A common topic between psychologists, a concern for parents, and a question I get a lot from other professionals, particularly pediatricians, is “Are we over-diagnosing ADHD?” This is certainly not a new concern as it has been on the minds of many parents and professionals since the prevalence of ADHD diagnoses has been on the rise. Many theories exist for why this may be the case including having unreasonable expectations for children at school and other settings, jumping to a diagnosis since carrying the label “ADHD” can come with potentially advantageous accommodations in the academic setting, and using medication to more easily control difficult behavior in children. Since ADHD has been included as a diagnosis protected under the Individuals with Disabilities Education Act (IDEA), students with ADHD may qualify for certain accommodations in school including testing in a separate room or extended time on assignments or exams. This is motivation for those who may have ADHD to seek out proper diagnosis. But the negative side often gets more attention- those who may not have ADHD who are getting mislabeled due to unrealistic expectations, or those who are seeking out the diagnosis to obtain accommodations they do not need in hopes to gain a competitive edge. There are a several ways to think of this situation. Two of which are: Are we medicalizing normality or are we normalizing a disorder?

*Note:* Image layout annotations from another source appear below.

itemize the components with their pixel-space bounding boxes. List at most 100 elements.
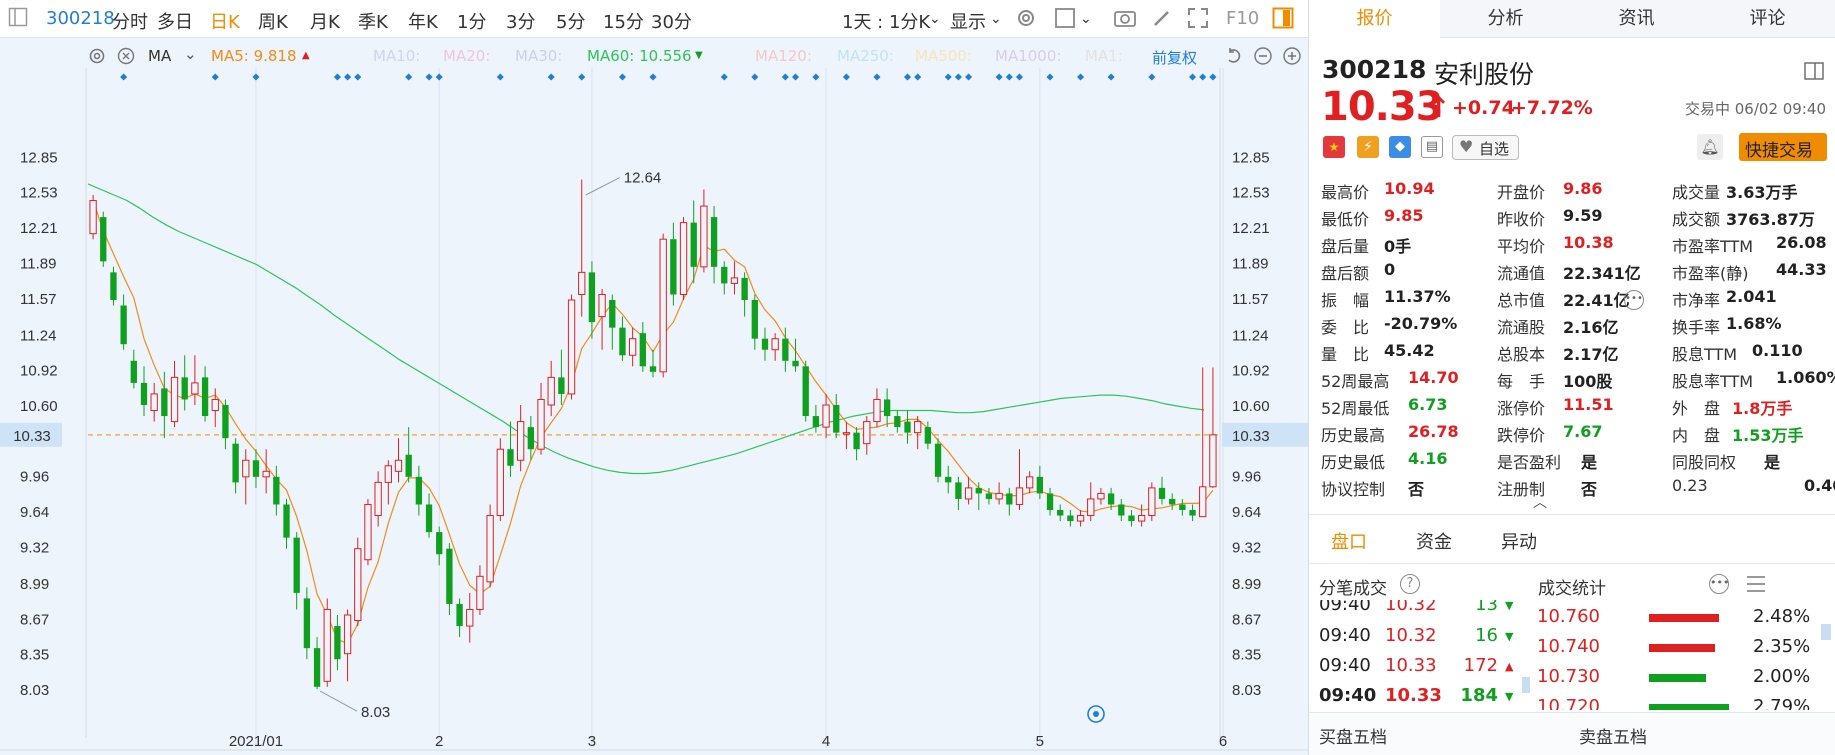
add-to-watchlist-button[interactable]: ♥ 自选 [1452, 135, 1519, 160]
price-tag-right [1222, 422, 1308, 447]
kline-chart[interactable]: 12.85 12.85 12.53 12.53 12.21 12.21 11.89 11.89… [0, 38, 1308, 755]
period-tab-7[interactable]: 1分 [457, 12, 487, 33]
collapse-chevron-icon[interactable]: ︿ [1533, 495, 1547, 511]
sidebar-toggle-icon[interactable] [8, 7, 30, 29]
stat-value: 0.110 [1752, 341, 1803, 360]
candle-body [945, 476, 952, 483]
candle-body [792, 360, 799, 367]
period-tab-6[interactable]: 年K [408, 12, 438, 33]
candle-body [201, 377, 209, 417]
tag-icon[interactable]: ◆ [1389, 136, 1411, 158]
stat-label: 委 比 [1321, 318, 1370, 337]
up-arrow-icon: ↑ [1427, 91, 1451, 124]
stat-value: 3763.87万 [1726, 210, 1815, 229]
up-triangle-icon: ▲ [1505, 660, 1514, 673]
fullscreen-icon[interactable] [1187, 7, 1209, 29]
candle-body [140, 382, 148, 405]
y-tick-label-right: 9.96 [1232, 469, 1261, 486]
stat-value: 4.16 [1408, 449, 1448, 468]
help-icon[interactable]: ? [1400, 574, 1420, 594]
x-tick-label: 6 [1219, 733, 1227, 750]
stat-value: 9.86 [1563, 179, 1603, 198]
candle-body [741, 277, 748, 300]
camera-icon[interactable] [1113, 7, 1136, 29]
stock-code-tab[interactable]: 300218 [46, 8, 115, 29]
lightning-icon[interactable]: ⚡ [1357, 136, 1379, 158]
tab-analysis[interactable]: 分析 [1487, 8, 1524, 29]
candle-body [1179, 504, 1186, 510]
ma-indicator-selector[interactable]: MA [148, 47, 172, 65]
period-tab-8[interactable]: 3分 [506, 12, 536, 33]
candle-body [496, 448, 504, 517]
y-tick-label-left: 12.21 [20, 220, 58, 237]
event-marker [405, 73, 413, 81]
price-change-pct: +7.72% [1511, 97, 1593, 119]
period-tab-1[interactable]: 多日 [157, 12, 193, 33]
tab-comments[interactable]: 评论 [1749, 8, 1786, 29]
tab-orderbook[interactable]: 盘口 [1331, 532, 1367, 553]
period-tab-11[interactable]: 30分 [651, 12, 692, 33]
adjust-price-button[interactable]: 前复权 [1152, 49, 1198, 67]
period-tab-3[interactable]: 周K [258, 12, 288, 33]
quick-trade-button[interactable]: 快捷交易 [1739, 133, 1827, 161]
period-tab-9[interactable]: 5分 [556, 12, 586, 33]
scroll-indicator[interactable] [1522, 677, 1530, 693]
scroll-indicator[interactable] [1821, 624, 1831, 640]
x-tick-label: 2 [435, 733, 443, 750]
tick-trades-title: 分笔成交 [1319, 579, 1387, 599]
down-triangle-icon: ▼ [1505, 690, 1514, 703]
bell-icon[interactable]: 🔔︎ [1697, 134, 1723, 160]
candle-body [863, 421, 871, 445]
layout-square-icon[interactable] [1054, 7, 1076, 29]
close-icon[interactable] [117, 47, 135, 69]
period-tab-10[interactable]: 15分 [603, 12, 644, 33]
candle-body [364, 503, 372, 561]
stat-label: 市盈率TTM [1672, 237, 1754, 256]
more-options-icon[interactable]: ••• [1709, 574, 1729, 594]
panel-toggle-icon[interactable] [1272, 7, 1294, 29]
event-marker [954, 73, 962, 81]
event-marker [1005, 73, 1013, 81]
tab-news[interactable]: 资讯 [1618, 8, 1655, 29]
candle-body [721, 266, 728, 284]
y-tick-label-right: 11.57 [1232, 291, 1268, 308]
panel-layout-icon[interactable] [1804, 62, 1824, 84]
interval-selector[interactable]: 1天 : 1分K [842, 12, 931, 33]
pencil-draw-icon[interactable] [1151, 7, 1173, 29]
tab-quote[interactable]: 报价 [1309, 0, 1440, 38]
zoom-out-icon[interactable] [1253, 46, 1273, 70]
f10-button[interactable]: F10 [1226, 8, 1260, 29]
candle-body [700, 205, 708, 268]
settings-gear-icon[interactable] [1015, 7, 1037, 29]
period-tab-5[interactable]: 季K [358, 12, 388, 33]
y-tick-label-left: 10.60 [20, 398, 58, 415]
undo-icon[interactable] [1224, 46, 1244, 70]
candle-body [222, 405, 229, 439]
candle-body [1107, 493, 1115, 505]
stat-label: 流通值 [1497, 264, 1546, 283]
candle-body [659, 238, 667, 373]
tick-volume: 172 [1463, 655, 1498, 676]
event-marker [425, 73, 433, 81]
candle-body [517, 421, 525, 461]
period-tab-0[interactable]: 分时 [112, 12, 148, 33]
bookmark-icon[interactable]: ▤ [1421, 136, 1443, 158]
settings-gear-icon[interactable] [88, 47, 106, 69]
tab-fund[interactable]: 资金 [1416, 532, 1452, 553]
candle-body [374, 481, 382, 517]
candle-body [547, 376, 555, 406]
list-menu-icon[interactable] [1745, 574, 1767, 598]
tab-alerts[interactable]: 异动 [1501, 532, 1537, 553]
kline-chart-area[interactable]: 12.85 12.85 12.53 12.53 12.21 12.21 11.89 11.89… [0, 38, 1308, 755]
event-marker [578, 73, 586, 81]
zoom-in-icon[interactable] [1282, 46, 1302, 70]
more-options-icon[interactable]: ••• [1624, 290, 1644, 310]
period-tab-2[interactable]: 日K [210, 12, 240, 33]
period-tab-4[interactable]: 月K [310, 12, 340, 33]
display-menu[interactable]: 显示 [950, 12, 986, 33]
candle-body [1209, 434, 1217, 488]
stat-label: 成交额 [1672, 210, 1721, 229]
ma20-label: MA20: [443, 47, 491, 65]
candle-body [100, 217, 107, 262]
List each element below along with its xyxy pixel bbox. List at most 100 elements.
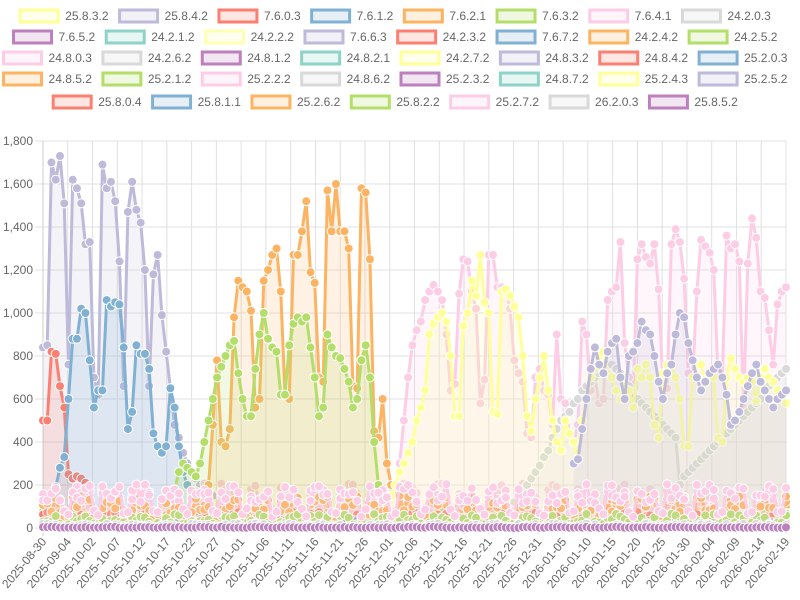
legend-item[interactable]: 25.2.2.2: [200, 71, 291, 87]
data-point[interactable]: [407, 340, 418, 351]
data-point[interactable]: [420, 385, 431, 396]
legend-item[interactable]: 24.8.7.2: [498, 71, 589, 87]
data-point[interactable]: [568, 437, 579, 447]
data-point[interactable]: [589, 342, 600, 353]
data-point[interactable]: [755, 376, 766, 387]
data-point[interactable]: [80, 308, 91, 318]
legend-item[interactable]: 25.8.1.1: [151, 94, 242, 110]
data-point[interactable]: [585, 363, 596, 374]
data-point[interactable]: [505, 290, 516, 301]
data-point[interactable]: [305, 267, 316, 278]
data-point[interactable]: [411, 325, 422, 336]
legend-item[interactable]: 7.6.5.2: [12, 29, 96, 45]
data-point[interactable]: [768, 376, 779, 387]
data-point[interactable]: [657, 394, 668, 404]
data-point[interactable]: [645, 258, 656, 269]
data-point[interactable]: [88, 402, 99, 413]
data-point[interactable]: [207, 394, 218, 404]
data-point[interactable]: [343, 243, 354, 254]
data-point[interactable]: [275, 286, 286, 297]
data-point[interactable]: [305, 342, 316, 353]
data-point[interactable]: [343, 376, 354, 387]
data-point[interactable]: [721, 389, 732, 400]
data-point[interactable]: [364, 254, 375, 265]
legend-item[interactable]: 26.2.0.3: [548, 94, 639, 110]
data-point[interactable]: [479, 297, 490, 308]
data-point[interactable]: [415, 316, 426, 327]
data-point[interactable]: [63, 394, 74, 404]
data-point[interactable]: [127, 176, 138, 187]
data-point[interactable]: [292, 249, 303, 260]
data-point[interactable]: [263, 333, 274, 344]
data-point[interactable]: [577, 424, 588, 435]
data-point[interactable]: [131, 204, 142, 215]
data-point[interactable]: [437, 295, 448, 306]
data-point[interactable]: [437, 308, 448, 318]
data-point[interactable]: [611, 333, 622, 344]
data-point[interactable]: [122, 424, 133, 435]
data-point[interactable]: [369, 437, 380, 447]
data-point[interactable]: [326, 342, 337, 353]
data-point[interactable]: [381, 458, 392, 469]
legend-item[interactable]: 24.2.2.2: [204, 29, 295, 45]
data-point[interactable]: [156, 310, 167, 321]
data-point[interactable]: [415, 402, 426, 413]
data-point[interactable]: [526, 426, 537, 437]
data-point[interactable]: [322, 329, 333, 340]
data-point[interactable]: [547, 415, 558, 426]
data-point[interactable]: [424, 329, 435, 340]
data-point[interactable]: [513, 312, 524, 323]
data-point[interactable]: [670, 224, 681, 235]
data-point[interactable]: [403, 447, 414, 458]
data-point[interactable]: [475, 249, 486, 260]
data-point[interactable]: [734, 256, 745, 267]
data-point[interactable]: [632, 254, 643, 265]
data-point[interactable]: [148, 269, 159, 280]
data-point[interactable]: [768, 402, 779, 413]
data-point[interactable]: [54, 462, 65, 473]
data-point[interactable]: [250, 363, 261, 374]
data-point[interactable]: [611, 282, 622, 293]
data-point[interactable]: [632, 338, 643, 349]
data-point[interactable]: [555, 445, 566, 456]
data-point[interactable]: [322, 185, 333, 196]
data-point[interactable]: [602, 295, 613, 306]
data-point[interactable]: [704, 247, 715, 258]
data-point[interactable]: [454, 411, 465, 422]
data-point[interactable]: [229, 335, 240, 346]
data-point[interactable]: [46, 157, 57, 168]
data-point[interactable]: [488, 249, 499, 260]
data-point[interactable]: [246, 411, 257, 422]
legend-item[interactable]: 24.2.7.2: [399, 50, 490, 66]
data-point[interactable]: [190, 471, 201, 482]
data-point[interactable]: [708, 265, 719, 275]
data-point[interactable]: [407, 437, 418, 447]
data-point[interactable]: [734, 406, 745, 417]
data-point[interactable]: [560, 398, 571, 409]
data-point[interactable]: [280, 389, 291, 400]
data-point[interactable]: [747, 213, 758, 224]
data-point[interactable]: [717, 372, 728, 383]
data-point[interactable]: [747, 368, 758, 379]
data-point[interactable]: [220, 351, 231, 361]
data-point[interactable]: [54, 381, 65, 392]
data-point[interactable]: [212, 372, 223, 383]
data-point[interactable]: [42, 415, 53, 426]
data-point[interactable]: [696, 359, 707, 370]
data-point[interactable]: [411, 415, 422, 426]
legend-item[interactable]: 7.6.4.1: [588, 8, 672, 24]
data-point[interactable]: [139, 348, 150, 359]
data-point[interactable]: [781, 363, 791, 374]
data-point[interactable]: [764, 325, 775, 336]
legend-item[interactable]: 24.2.1.2: [104, 29, 195, 45]
data-point[interactable]: [97, 385, 108, 396]
data-point[interactable]: [662, 368, 673, 379]
legend-item[interactable]: 7.6.2.1: [402, 8, 486, 24]
legend-item[interactable]: 25.8.5.2: [647, 94, 738, 110]
legend-item[interactable]: 24.2.3.2: [396, 29, 487, 45]
data-point[interactable]: [216, 361, 227, 372]
legend-item[interactable]: 25.2.3.2: [399, 71, 490, 87]
data-point[interactable]: [683, 338, 694, 349]
data-point[interactable]: [318, 402, 329, 413]
legend-item[interactable]: 24.8.2.1: [300, 50, 391, 66]
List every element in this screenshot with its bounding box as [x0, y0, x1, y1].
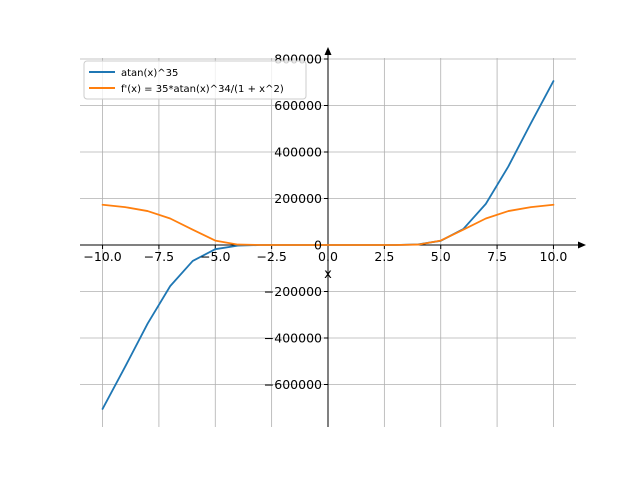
axes [80, 47, 586, 427]
legend-label-atan: atan(x)^35 [121, 68, 178, 79]
series-lines [101, 80, 555, 410]
y-tick-label: 200000 [274, 191, 322, 206]
x-tick-label: 0.0 [318, 249, 338, 264]
series-line-1 [101, 203, 555, 246]
x-tick-label: −5.0 [200, 249, 230, 264]
tick-labels: −10.0 −7.5 −5.0 −2.5 0.0 2.5 5.0 7.5 10.0 −600000… [83, 52, 567, 393]
legend: atan(x)^35 f'(x) = 35*atan(x)^34/(1 + x^… [83, 60, 307, 100]
y-tick-label: −600000 [264, 377, 322, 392]
x-tick-label: 10.0 [540, 249, 568, 264]
x-tick-label: −10.0 [83, 249, 121, 264]
y-tick-label: −400000 [264, 331, 322, 346]
x-axis-label: x [324, 267, 332, 282]
x-tick-label: 5.0 [431, 249, 451, 264]
y-tick-label: 400000 [274, 145, 322, 160]
y-tick-label: 600000 [274, 98, 322, 113]
x-tick-label: −2.5 [256, 249, 286, 264]
legend-box [83, 60, 307, 100]
legend-label-derivative: f'(x) = 35*atan(x)^34/(1 + x^2) [121, 84, 284, 95]
y-tick-label: −200000 [264, 284, 322, 299]
x-tick-label: 7.5 [487, 249, 507, 264]
y-axis-arrow [324, 47, 332, 55]
y-tick-label: 0 [314, 238, 322, 253]
x-tick-label: 2.5 [374, 249, 394, 264]
x-tick-label: −7.5 [144, 249, 174, 264]
x-axis-arrow [578, 241, 586, 249]
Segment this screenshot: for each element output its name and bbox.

The view that we are potentially medicalizing normality is that we have too high or unrealistic expectations of behavior for children, thus, they are getting labeled as having a disorder. That label is often ADHD. Examples under this theory are that we are now expecting students to leave Kindergarten having learned to read, when this used to be a 1st grade requirement. Many curriculums have more sitting and instruction time and less recess and active play time. Further, the way the Diagnostic and Statistical Manual (DSM) outlines ADHD includes symptoms such as fidgeting or blurting out answers, both of which could be normal impulsivity or restlessness for a child. Also, about three times more boys than girls are diagnosed with ADHD. This leaves some to wonder, are active children being mislabeled as ADHD rather than us as professionals working to adapt their environment to help them and teach them the skills they need to succeed in certain settings?
The other side of the coin is that, with more children and adults being diagnosed in recent years, it has helped to normalize the disorder and remove stigma. Even adults seeking post graduate education are comfortable with teachers and administrators knowing about their diagnosis so that they can work together to be successful in school. I have often found that when giving feedback to clients or to their parents, people often feel relieved to know that they (or their child) meet criteria for ADHD. I have heard several times that they feel their behaviors finally make sense to them, they are happy to know there is a “reason” for their difficulties, and most do not have a negative reaction to the actual label of ADHD. In fact, many people have a relative or sometimes friend who also has the diagnosis, which helps it to feel more common and normal for them rather than having a stigma attached to it. These are positives in that those who need treatment are more motivated to get it. And those who truly need accommodations in school can gain them. So often issues such as low self-esteem, anxiety, and depression as well as substance abuse can co-occur with ADHD due to the struggles that individuals face from their untreated ADHD symptoms. Being able to get the correct diagnosis and treatment is hugely beneficial to these individuals.
These two ideas of medicalizing normal development and normalizing ADHD need not be separate from each other. Perhaps both are occurring simultaneously. Both are important to remember as a professional diagnosing and treating ADHD. We need to take care to make a thorough, well-informed assessment and diagnosis of the client’s symptoms looking at their medical history, developmental history, family and social factors, educational factors, and all psychological symptoms in order to best serve our clients.